Let me state right up front that I am biased on this subject. I own a Kindle (1) and enjoy it. But on the other hand I don’t think I am such a Kindle partisan that I can’t see reasonable criticisms or recognize hype. There are plenty of both in discussions of the Kindle and ebooks in general.
But I found Nicholson Baker‘s New Yorker essay incredibly tiresome and rather disingenuous. Baker spends 6,000 words saying what is rather obvious to anyone who has looked into the Kindle: if you read books for their typogrpahy, illustrations or other visual elements – books as physical objects with all that entails – then the Kindle (like most ebook readers) is not for you. Oh, and lots of books are not available yet.
Clearly, for Baker reading is a very physical and visual activity. He wants certain things from a book and the Kindle doesn’t give him what he wants. Fair enough. I still love a well designed book and certainly find Kindle’s handling of illustrations problematic.
But Baker completely ignores why the vast majority (at least I suspect) of Kindle owners enjoy using it. Here are a couple of issue the Baker basically misses:
- A library on the go. If you frequently travel and love to read Kindle is a lifesaver.
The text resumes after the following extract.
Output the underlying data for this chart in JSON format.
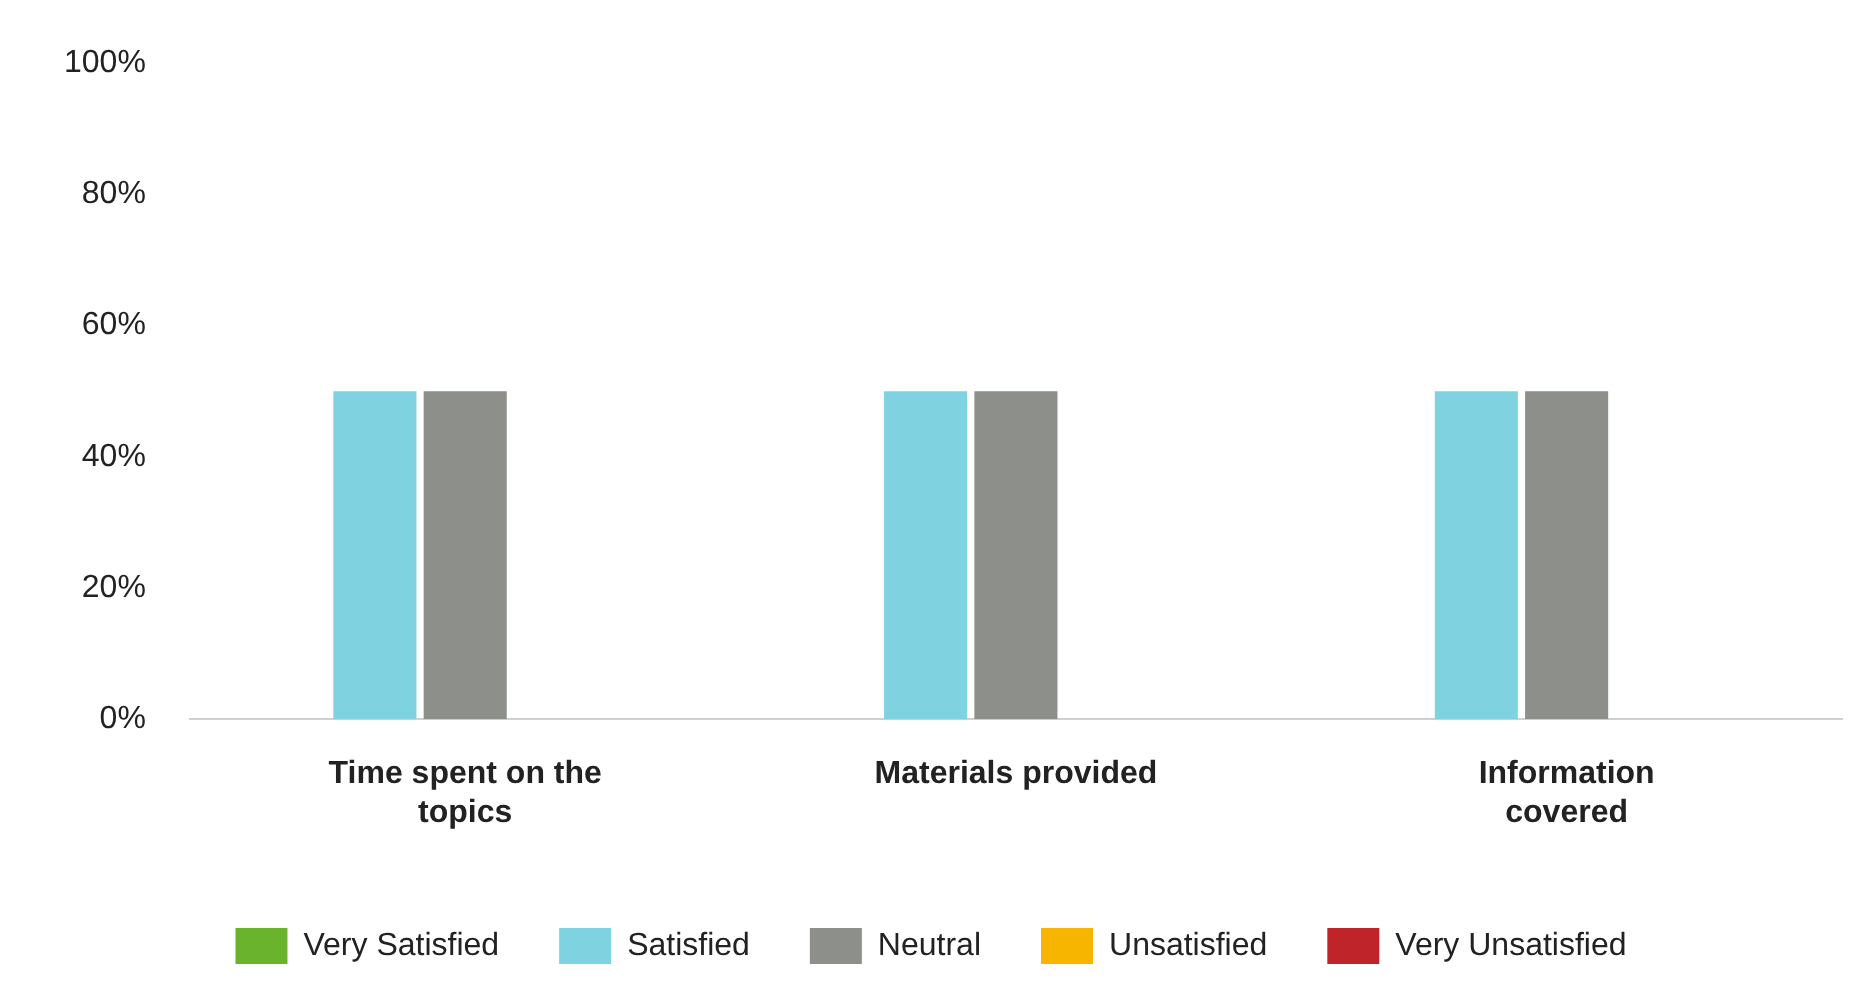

You can have a library of books while only carrying something the size of a trade paperback. So many critics seem to miss this very basic point. Can they not see how handy it is to have a huge selection of books plus magazines and newspapers at your fingertips without lugging them all around with you? This is not a question of art but one of practicality.
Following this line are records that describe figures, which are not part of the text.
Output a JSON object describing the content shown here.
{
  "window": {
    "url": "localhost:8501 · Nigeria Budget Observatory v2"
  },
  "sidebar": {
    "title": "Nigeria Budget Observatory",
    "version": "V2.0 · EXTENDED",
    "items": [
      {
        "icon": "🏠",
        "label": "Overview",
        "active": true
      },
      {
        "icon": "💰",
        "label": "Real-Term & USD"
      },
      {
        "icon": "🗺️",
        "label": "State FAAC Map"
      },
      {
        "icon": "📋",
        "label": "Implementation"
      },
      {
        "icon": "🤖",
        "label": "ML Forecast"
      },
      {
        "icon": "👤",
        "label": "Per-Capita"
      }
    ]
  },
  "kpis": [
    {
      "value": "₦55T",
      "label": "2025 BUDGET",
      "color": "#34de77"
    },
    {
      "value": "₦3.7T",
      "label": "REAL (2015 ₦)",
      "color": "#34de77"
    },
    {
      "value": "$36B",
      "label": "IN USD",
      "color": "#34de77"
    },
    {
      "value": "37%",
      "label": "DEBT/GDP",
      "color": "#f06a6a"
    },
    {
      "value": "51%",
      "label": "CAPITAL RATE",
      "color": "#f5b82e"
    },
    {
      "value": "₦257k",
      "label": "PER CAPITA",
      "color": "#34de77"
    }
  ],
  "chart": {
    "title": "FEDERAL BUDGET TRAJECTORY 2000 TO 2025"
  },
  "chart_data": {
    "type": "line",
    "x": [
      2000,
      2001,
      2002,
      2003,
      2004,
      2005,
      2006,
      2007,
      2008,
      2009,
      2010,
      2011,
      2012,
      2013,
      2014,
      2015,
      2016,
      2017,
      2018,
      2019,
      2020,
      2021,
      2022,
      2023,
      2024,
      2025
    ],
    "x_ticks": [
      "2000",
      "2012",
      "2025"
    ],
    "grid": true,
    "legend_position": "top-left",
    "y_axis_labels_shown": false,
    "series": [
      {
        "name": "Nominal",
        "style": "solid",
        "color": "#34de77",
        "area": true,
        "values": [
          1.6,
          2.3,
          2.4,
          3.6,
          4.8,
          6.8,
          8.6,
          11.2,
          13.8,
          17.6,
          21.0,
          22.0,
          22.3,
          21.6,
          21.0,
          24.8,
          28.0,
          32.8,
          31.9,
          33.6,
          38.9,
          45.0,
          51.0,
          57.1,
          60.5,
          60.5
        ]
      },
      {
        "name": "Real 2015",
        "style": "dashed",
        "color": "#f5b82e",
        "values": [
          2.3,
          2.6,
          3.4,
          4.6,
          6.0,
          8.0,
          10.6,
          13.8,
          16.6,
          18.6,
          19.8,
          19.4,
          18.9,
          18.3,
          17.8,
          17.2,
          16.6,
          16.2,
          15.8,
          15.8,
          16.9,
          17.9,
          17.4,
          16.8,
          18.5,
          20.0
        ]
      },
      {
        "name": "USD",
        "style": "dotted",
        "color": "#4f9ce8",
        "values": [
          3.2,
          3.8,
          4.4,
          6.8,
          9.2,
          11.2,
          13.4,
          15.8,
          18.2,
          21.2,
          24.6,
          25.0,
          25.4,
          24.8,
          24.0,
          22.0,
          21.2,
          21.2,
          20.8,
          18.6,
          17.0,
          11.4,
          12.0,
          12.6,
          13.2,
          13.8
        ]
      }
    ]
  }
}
- Instant gratification. Baker mentions this in passing but doesn’t explore it. It is incredibly convenient to decide you want to read a book and start doing so 60 seconds later. Why is it so hard to see how awesome this is? Finish the first book in a series and want to start the next? With Kindle you can do so without even getting up. It was the Amazon store and the Whispernet that really gave the Kindle the buzz. Again, not aesthetics but convenience.
- Sometimes it is about the words. The fundamental problem Baker has with the Kindle is that books are clearly more than mere words to him. He derisively describes Kindle books as “a grouping of words in front of your eyes for your private use with the aid of an electronic display device approved by Amazon.” Sure, but sometimes that is all I need. In fiction all I often need is the story. The way the author creates a world out of words. I don’t need illustrations or a book cover or a certain typography, font, type of paper, etc. I just want to read the story. The same is true of non-fiction. I just want the information – the argument, or the history, or the descriptions. I have found reading the Kindle a great way to get what I want from certain books without the need for a physical copy to lug around or to take up more space in my house. It is really that simple.
It doesn’t bother me that Baker doesn’t like the Kindle. And I think he makes a few valid points – even if they are hardly insightful or unique. What I found rather silly is the verbose and snide way he goes about making these arguments.
Yes, we get it. Some people hate Amazon. Yes, the iPhone is superior to every other device. Yes, Kindle is propietary. Yes, the Kindle doesn’t handle graphics very well. Yes, the Kindle isn’t a work of art. Yes, yes, yes. I get it.
My response? So what? That is not why I have one. I fail to see why it was necessary to pen 6,000 words to rehash this rather tired cultural argument.
I don’t know if the Kindle will revolutionize books but I am happy just to take advantage of the convenience it provides.
Perhaps that is just too mundane for Baker but it works for me.